There is not a sooterkins of truth in this charge. The Guardian reporters and editors did not do any investigation of their own about a claim made by HRW that, on the face of it, ought to have aroused deep suspicion. Instead, they based their claim about Israel’s “restrictions on women’s freedom” solely on a report by Human Rights Watch (HRW), one of the two Western NGOS – the other is Amnesty International — known most for its lies about Israel, especially when it was under the leadership of Kenneth Roth (now happily ensconced at Harvard’s Kennedy School with a fat fellowship, which goes to show that crime does pay).

Sadly, the international media’s tendency to treat HRW’s word as gospel means outlets like The Guardian all too often ignore the organization’s nakedly anti-Israel agenda and uncritically reprint its most outrageous and verifiably-false claims.

And this is apparently the reason why the Guardian journalists who wrote the piece failed to do a modicum of fact-checking, which might have helped them realize that Israel has no business being mentioned in the same sentence as Saudi Arabia and Jordan when it comes to women’s rights.

The Guardian even went as far as to republish a faulty HRW map that jaw-droppingly included Israel as one of the “15 countries where women can face sanction if they leave the home without male guardian permission.”

The Guardian might also have included the succinct statement that the Israeli Foreign Affairs Ministry gave to HRW when approached: “Israel is a modern democracy and therefore the questions are not relevant at all regarding it and its population.”…

Israel’s Foreign Affairs Ministry, in other words, in its laconic reply to HRW made clear that it was not going to be drawn into treating such a preposterous charge seriously; to answer it would be to dignify the charge, and the government of Israel, quite rightly, dismissed HRW’s statement as absurd and calumniating.
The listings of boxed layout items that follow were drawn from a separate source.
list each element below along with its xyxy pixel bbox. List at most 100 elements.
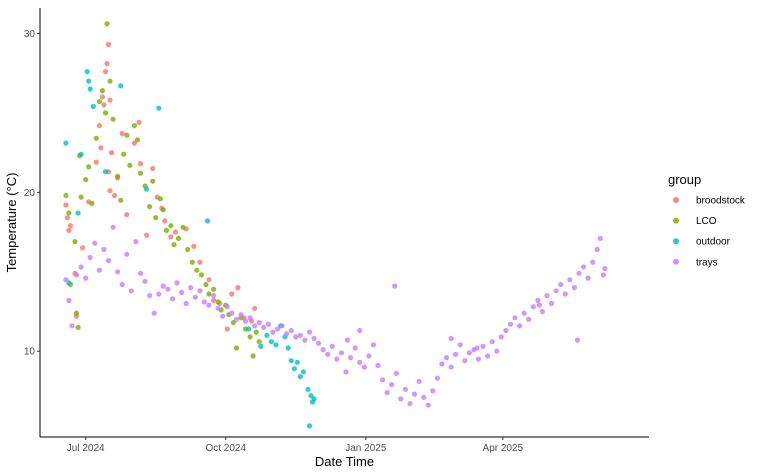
data-point [75, 324, 81, 330]
data-point [66, 210, 72, 216]
data-point [104, 21, 110, 27]
data-point [203, 281, 209, 288]
data-point [86, 164, 92, 170]
data-point [73, 310, 80, 316]
x-tick-label: Oct 2024 [205, 443, 246, 454]
data-point [107, 97, 113, 103]
data-point [252, 323, 258, 329]
data-point [503, 327, 509, 334]
data-point [311, 396, 317, 402]
data-point [92, 240, 98, 246]
data-point [242, 318, 249, 324]
data-point [288, 327, 294, 334]
data-point [142, 278, 148, 284]
data-point [348, 355, 354, 361]
data-point [115, 173, 121, 179]
data-point [357, 327, 363, 334]
series-outdoor [63, 69, 317, 429]
data-point [102, 110, 109, 116]
data-point [101, 246, 107, 253]
data-point [453, 351, 459, 357]
data-point [136, 119, 142, 125]
data-point [169, 296, 176, 302]
data-point [270, 329, 276, 335]
data-point [389, 382, 395, 388]
data-point [549, 300, 555, 307]
data-point [256, 339, 262, 345]
data-point [258, 343, 264, 349]
data-point [153, 215, 159, 221]
data-point [602, 266, 608, 272]
data-point [229, 291, 235, 297]
data-point [83, 177, 89, 183]
data-point [198, 272, 204, 278]
data-point [489, 339, 495, 345]
data-point [75, 210, 81, 216]
data-point [291, 366, 297, 372]
data-point [224, 326, 230, 332]
legend-label: trays [696, 257, 718, 268]
data-point [224, 304, 230, 310]
data-point [439, 361, 445, 367]
data-point [305, 386, 311, 392]
data-point [480, 343, 486, 349]
data-point [536, 302, 543, 308]
data-point [83, 275, 89, 281]
data-point [180, 224, 186, 230]
data-point [600, 272, 606, 278]
data-point [151, 310, 157, 316]
series-trays [63, 224, 608, 408]
data-point [99, 94, 105, 100]
data-point [119, 130, 125, 137]
data-point [137, 170, 144, 176]
data-point [393, 370, 399, 376]
data-point [160, 283, 166, 289]
legend-item-trays: trays [673, 257, 718, 268]
legend-label: outdoor [696, 237, 731, 248]
data-point [160, 207, 166, 213]
legend-title: group [668, 172, 701, 187]
data-point [127, 162, 133, 168]
data-point [185, 246, 191, 253]
data-point [133, 239, 139, 245]
data-point [215, 305, 221, 311]
data-point [137, 270, 144, 276]
data-point [494, 348, 500, 354]
data-point [96, 123, 102, 129]
data-point [306, 423, 313, 429]
data-point [105, 258, 112, 264]
data-point [238, 312, 244, 318]
data-point [211, 286, 217, 292]
data-point [78, 194, 84, 200]
y-tick-label: 10 [24, 347, 36, 358]
legend-key [673, 238, 679, 245]
data-point [211, 297, 217, 303]
data-point [96, 99, 102, 105]
data-point [247, 334, 253, 340]
data-point [63, 202, 69, 208]
legend-label: broodstock [696, 196, 746, 207]
data-point [571, 285, 578, 291]
data-point [93, 159, 99, 165]
data-point [235, 285, 241, 291]
data-point [84, 69, 90, 75]
data-point [72, 239, 78, 245]
data-point [104, 61, 110, 67]
x-tick-label: Jan 2025 [345, 443, 387, 454]
data-point [147, 293, 153, 299]
data-point [421, 394, 427, 400]
data-point [69, 323, 75, 329]
data-point [457, 342, 463, 348]
data-point [206, 291, 212, 297]
data-point [521, 310, 527, 316]
data-point [156, 291, 162, 297]
data-point [256, 320, 262, 326]
data-point [63, 277, 69, 283]
data-point [204, 218, 211, 224]
data-point [407, 401, 413, 407]
data-point [544, 293, 550, 299]
data-point [118, 83, 124, 89]
data-point [174, 280, 180, 286]
data-point [87, 86, 93, 92]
Why did The Guardian not include this telling dismissal in its own reporting on the matter?

There is no evidence that Israel prevents women from going out without a male relative’s permission. A handful of cases where an Israeli woman was prevented by her husband from going out to work without his permission were exceptions that prove the rule – the women sued for the right not to be under a man’s control, and in every case they won.

In fact, Israel’s inclusion in the report appears to be based on HRW gazing into a crystal ball and prophesizing that some members of the Israeli government might push for legislation that would “permit gender segregation at publicly funded events or public spaces.”

Israel “might” push for legislation in the future that would permit gender segregation? But there is not the slightest evidence to support this hypothetical. The most religious and “right wing” members of the Israeli government, such as Itamar Ben Gvir and Bezalel Smotrich, have never uttered a syllable about supporting such gender segregation in public spaces or at publicly-funded events. The Guardian is simply trying to find an excuse for its original bizarre and malevolent claim, by still claiming that after all, there might in the future be an attempt in Israel to impose such segregation.

In response to our complaints, The Guardian appended the following to its story:

This article was amended on 19 July 2023 to clarify that Human Rights Watch says it has included Israel in the report because some religious courts can have jurisdiction over marriage and divorce, and deprive women of spousal maintenance. A graphic in which Israel was listed alongside 14 other countries “where women can face sanction if they leave the home without male guardian permission” lacked adequate context and was removed….

Actually, there was no “context” in which such a charge against Israel would be true. It was false, period, and The Guardian’s refusal to fully own up to its meretriciousness is apparent even in its quasi-apology.

How did The Guardian ever think it could rely solely on that most anti-Israel of NGOs, Human Rights Watch, for anything to do with Israel? And did no one at The Guardian suspect that the charge HRW made against Israel for supposedly allowing Israeli women to be ruled in such a fashion by Israeli men was among the most ludicrous charges yet made against the Jewish state?